Chocolate a la taza venezolano (Venezuelan hot chocolate)


If Argentinians have their hot chocolate by dunking a chocolate spoon or a chunk of chocolate in their hot milk, Venezuelans take a more preparation-intensive approach to it. 
Not that there's anything wrong with the Argentinian version of hot chocolate, El Submarino, but this hot chocolate with rum from Venezuela is totally worth the extra little bit of effort. 
Main recipe sources: Saveur and EnrileMoine

Last year: nothing.
Two years ago: nothing.
Three years ago: nothing.

Five years ago: Cypriot tomato salad (Greek).

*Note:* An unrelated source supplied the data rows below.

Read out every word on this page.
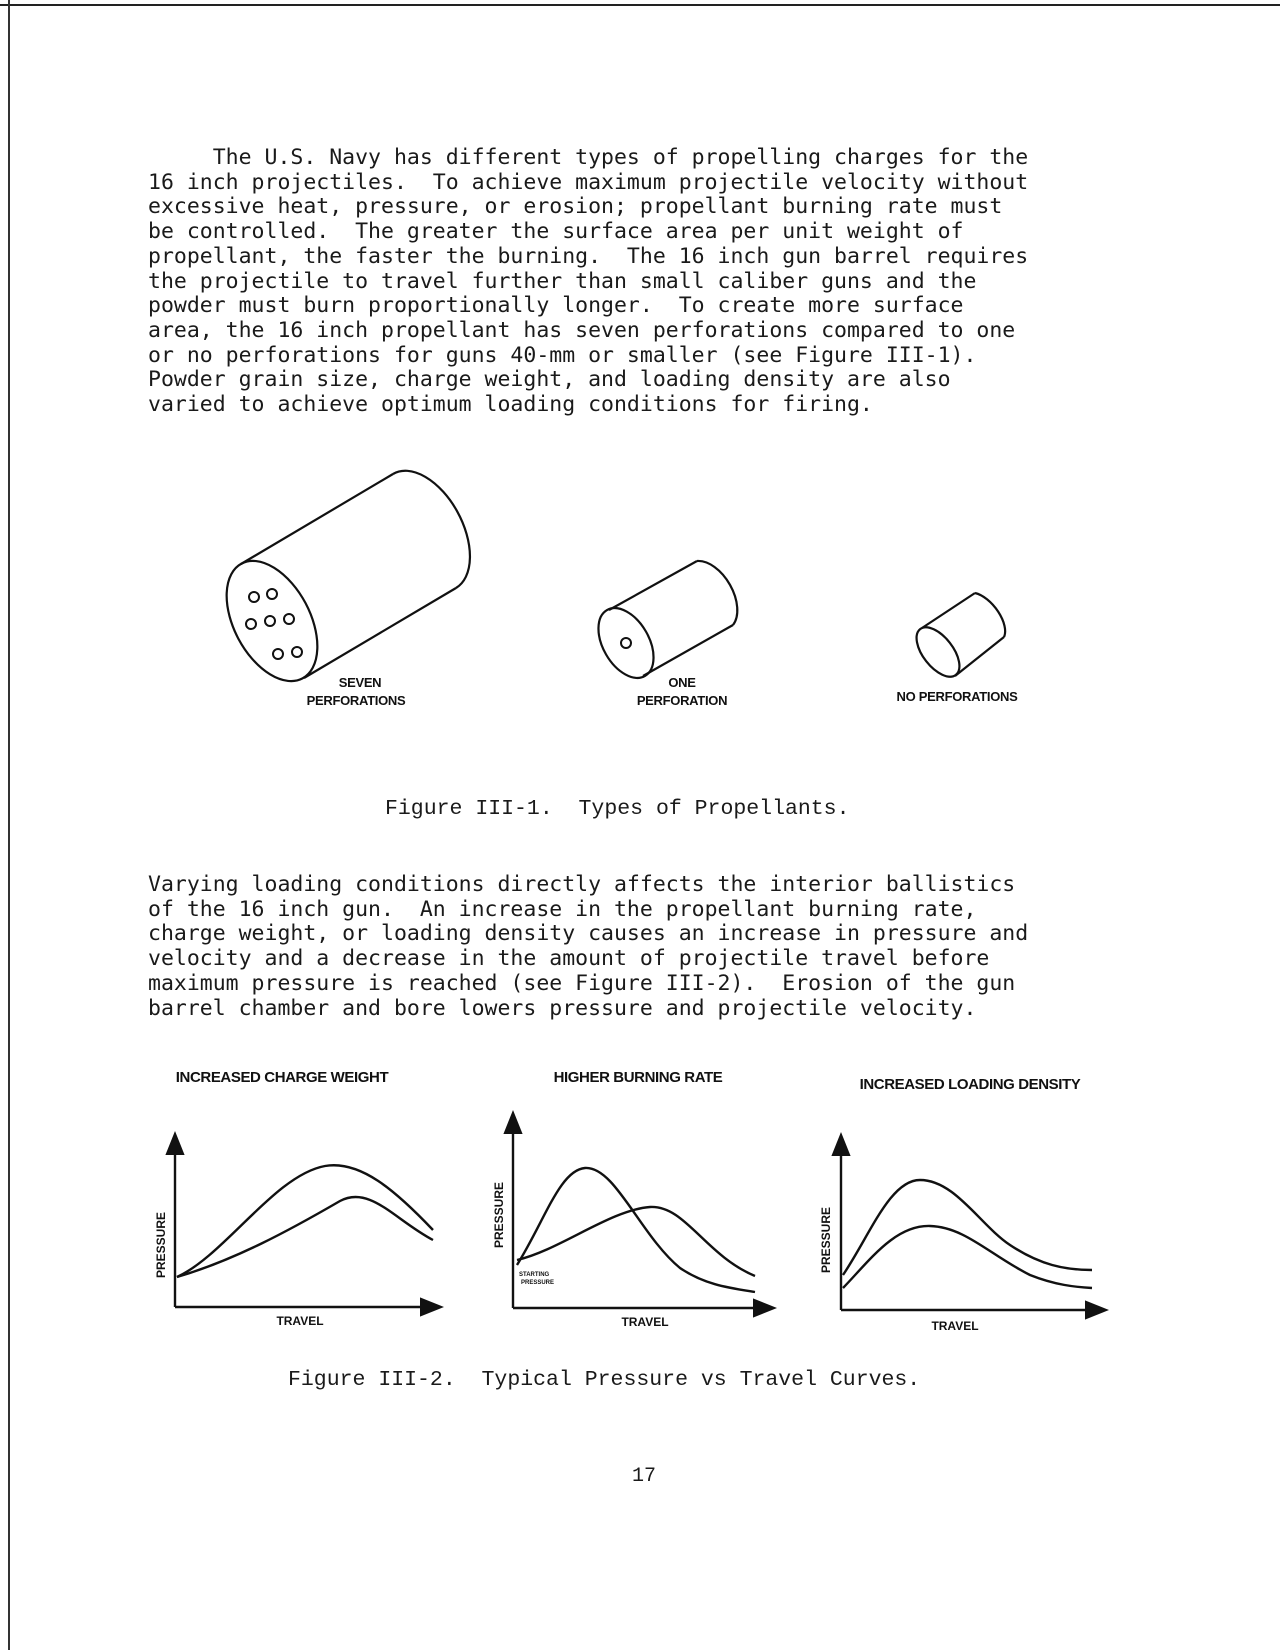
The U.S. Navy has different types of propelling charges for the
16 inch projectiles.  To achieve maximum projectile velocity without
excessive heat, pressure, or erosion; propellant burning rate must
be controlled.  The greater the surface area per unit weight of
propellant, the faster the burning.  The 16 inch gun barrel requires
the projectile to travel further than small caliber guns and the
powder must burn proportionally longer.  To create more surface
area, the 16 inch propellant has seven perforations compared to one
or no perforations for guns 40-mm or smaller (see Figure III-1).
Powder grain size, charge weight, and loading density are also
varied to achieve optimum loading conditions for firing.
SEVEN
PERFORATIONS
ONE
PERFORATION	NO PERFORATIONS
Figure III-1.  Types of Propellants.
Varying loading conditions directly affects the interior ballistics
of the 16 inch gun.  An increase in the propellant burning rate,
charge weight, or loading density causes an increase in pressure and
velocity and a decrease in the amount of projectile travel before
maximum pressure is reached (see Figure III-2).  Erosion of the gun
barrel chamber and bore lowers pressure and projectile velocity.
INCREASED CHARGE WEIGHT
PRESSURE
TRAVEL
HIGHER BURNING RATE
PRESSURE
TRAVEL
STARTING
PRESSURE
INCREASED LOADING DENSITY
PRESSURE
TRAVEL
Figure III-2.  Typical Pressure vs Travel Curves.
17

Six years ago: Coconut corn salad.

Seven years ago: Goat cheese rounds in prosciutto.

Eight years ago: Baby making and no cooking :).





Ingredients (serves 4):
  • 4 cups of milk
  • 1 cup chopped semi sweet chocolate tablet
  • 4 teaspoons cornstarch
  • 1 pinch of salt
  • 1 teaspoon vanilla extract
  • 2 tablespoons of dark rum


In a saucepan over medium heat, add 3 cups and a half of milk and the chopped chocolate and cook stirring occasionally, making sure the chocolate doesn't stick to the bottom of the pan.

In a bowl, put the rest of the milk and add the cornstarch and stir them well.

Once the chocolate has completely melted in the milk, reduce the heat to medium-low,add the milk and cornstarch mix, and continue cooking stirring constantly, for 7-8 minutes until the chocolate has the desired thickness.

Add the rum, vanilla and salt and stir.